Duane Chase, who played blond Kurt (“I’m incorrigible!”), had a few more acting roles during his high school years but later decided “it was time to move on”, studied geology and later made his career designing computer software for geologists and geophysicists.
Debbie Turner, who played Marta, has carved a career as an “upscale floral designer” since the early 1990s, providing floral arrangements for weddings, major events and political conventions.
“I think seeing the Mirrabella Gardens [Salzburg’s formal gardens, which featured in the movie] really had an impact on my life and career,” she says.
Heather Menzies Ulrich (Louisa) continued to act on stage and screen but in recent years has devoted time to raising funds and awareness for sarcoma, the rare cancer that claimed the life of her actor husband Robert Urich in 2002.
As for the others, Angela Cartwright (Brigitta) has had a long career as a photographer and Charmian Carr (who played 16-going-on-17 Leisel) is now in her 70s, but left show business in the late 1960s to be an interior designer.
There are many differences between the movie and stage versions of the von Trapp story, and the reality.
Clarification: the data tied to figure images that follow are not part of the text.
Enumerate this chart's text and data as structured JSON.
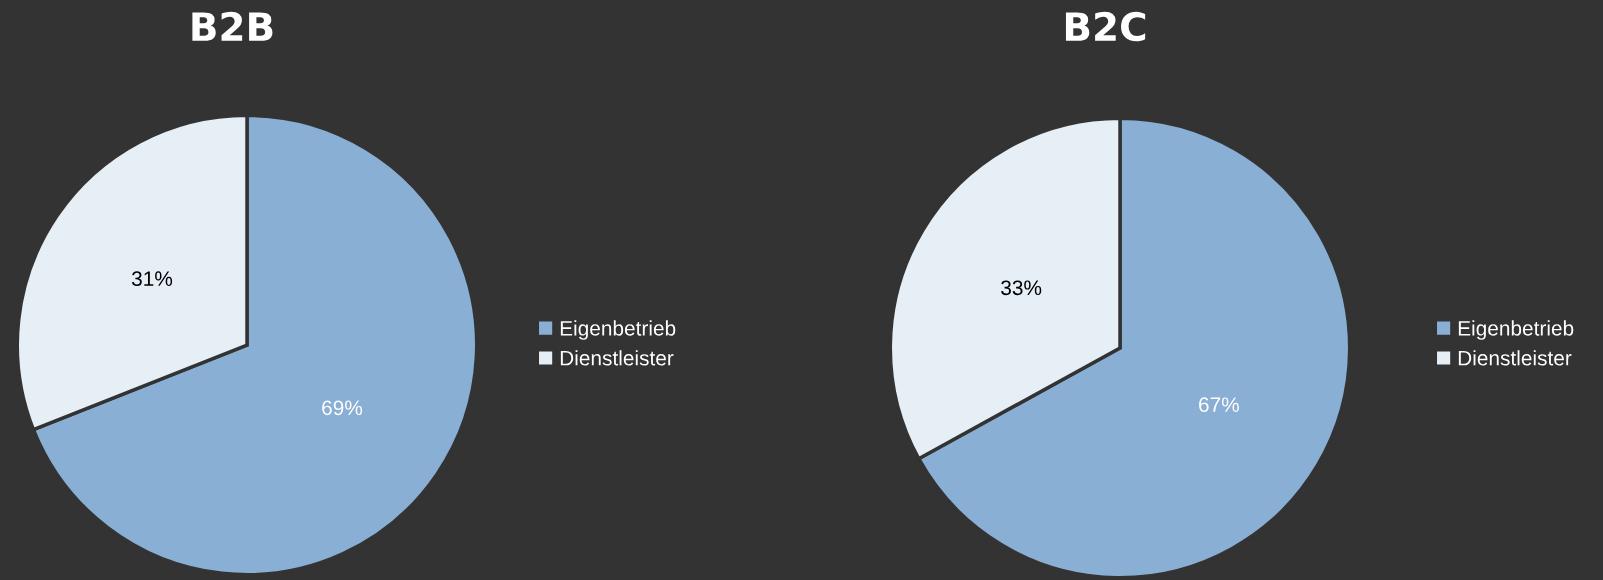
{
  "chart_data": [
    {
      "type": "pie",
      "title": "B2B",
      "categories": [
        "Eigenbetrieb",
        "Dienstleister"
      ],
      "values": [
        69,
        31
      ],
      "value_labels": [
        "69%",
        "31%"
      ],
      "colors": [
        "#8aafd4",
        "#e6eef6"
      ],
      "legend": "right"
    },
    {
      "type": "pie",
      "title": "B2C",
      "categories": [
        "Eigenbetrieb",
        "Dienstleister"
      ],
      "values": [
        67,
        33
      ],
      "value_labels": [
        "67%",
        "33%"
      ],
      "colors": [
        "#8aafd4",
        "#e6eef6"
      ],
      "legend": "right"
    }
  ]
}
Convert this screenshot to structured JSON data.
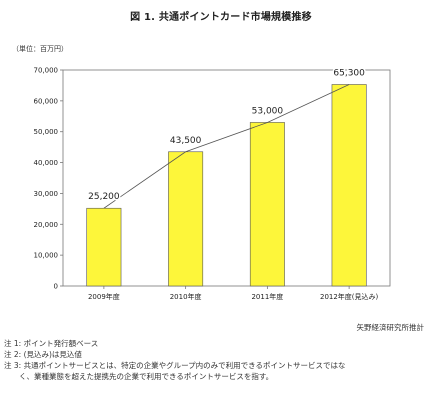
{
  "chart_data": {
    "type": "bar",
    "title": "図 1. 共通ポイントカード市場規模推移",
    "unit_label": "（単位：百万円）",
    "categories": [
      "2009年度",
      "2010年度",
      "2011年度",
      "2012年度(見込み)"
    ],
    "values": [
      25200,
      43500,
      53000,
      65300
    ],
    "value_labels": [
      "25,200",
      "43,500",
      "53,000",
      "65,300"
    ],
    "ylim": [
      0,
      70000
    ],
    "yticks": [
      0,
      10000,
      20000,
      30000,
      40000,
      50000,
      60000,
      70000
    ],
    "ytick_labels": [
      "0",
      "10,000",
      "20,000",
      "30,000",
      "40,000",
      "50,000",
      "60,000",
      "70,000"
    ],
    "grid": false,
    "legend": "none",
    "trend_line": true,
    "bar_color": "#fdf63a",
    "bar_edge_color": "#555555",
    "line_color": "#555555"
  },
  "source": "矢野経済研究所推計",
  "notes": [
    "注 1: ポイント発行額ベース",
    "注 2: (見込み)は見込値",
    "注 3: 共通ポイントサービスとは、特定の企業やグループ内のみで利用できるポイントサービスではな",
    "　　く、業種業態を超えた提携先の企業で利用できるポイントサービスを指す。"
  ]
}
For a start, there were already more than the Captain’s seven children when the family left Austria. Maria and the Captain had another two daughters – Rosemarie and Eleonore – when they began the journey that would lead to America and a singing career born of desperation. It was their only way to make a living.
Later, they built a timber chalet in Vermont, where they have lived since the 1950s. American-born Johannes and his wife Lynne still live there, running the Trapp Family Lodge, a guesthouse welcoming curious tourists.
Asked about the differences between the movie depiction and the real von Trapps, Johannes was frank. “It was not an easy family to grow up in. There was a great deal of discipline and hard work,” he says, softening the blow with a smile. His mother Maria was “tough, demanding but loving”.
The family is grateful to the movie five decades on is evident by their presence in Salzburg, and Johannes is clear about this too: “We are not here for the film, but for Salzburg.”
The formal celebration of the movie’s 50th anniversary was held in the Felsenreitschule, the theatre in which the movie scene of the family singing in the Salzburg Festival was filmed. It is now part of the modern Kulisse Salzburg Festival Halls complex, but sitting in the audience was eerily like being part of the movie.
On stage, the star of the stage musical in Salzburg, Uwe Kröger, who plays Captain von Trapp, linked the songs – accompanied by the Mozarteum Orchestra Salzburg – with short chats with the special guests. There was laughter as the adult “SOM children” met their counterparts in today’s show; but when the audience rose to its feet to sing Edelweiss, Johannes von Trapp wiped away tears.
It’s been an incredible journey for the von Trapps and the cast of The Sound of Music, a story with which they’ll always be associated.
As for Julie Andrews, while her waxwork will live on forever as a 29-year-old in Madame Tussaud’s in Vienna, the doyen has not slowed down. She’s currently busy preparing to direct an Australian production of another of her great hits, My Fair Lady, which will celebrate its 60th anniversary with a season at the Sydney Opera House, from August 30–November 5, 2016.
The London Palladium stage production of The Sound of Music is playing at Brisbane’s Lyric Theatre until May 1, 2016. The Australian production stars Amy Lehpamer as Maria Rainer and Cameron Daddo as Captain Georg von Trapp, alongside Marina Prior as Baroness Schraeder, Jacqueline Dark as Mother Abbess, and Lorraine Bayly as Frau Schmidt. After the Brisbane season, the production moves to Melbourne (from May 13) and Adelaide (from August 9).
A Glass Half Full travelled to Salzburg as a guest of the Austrian National Tourism Office.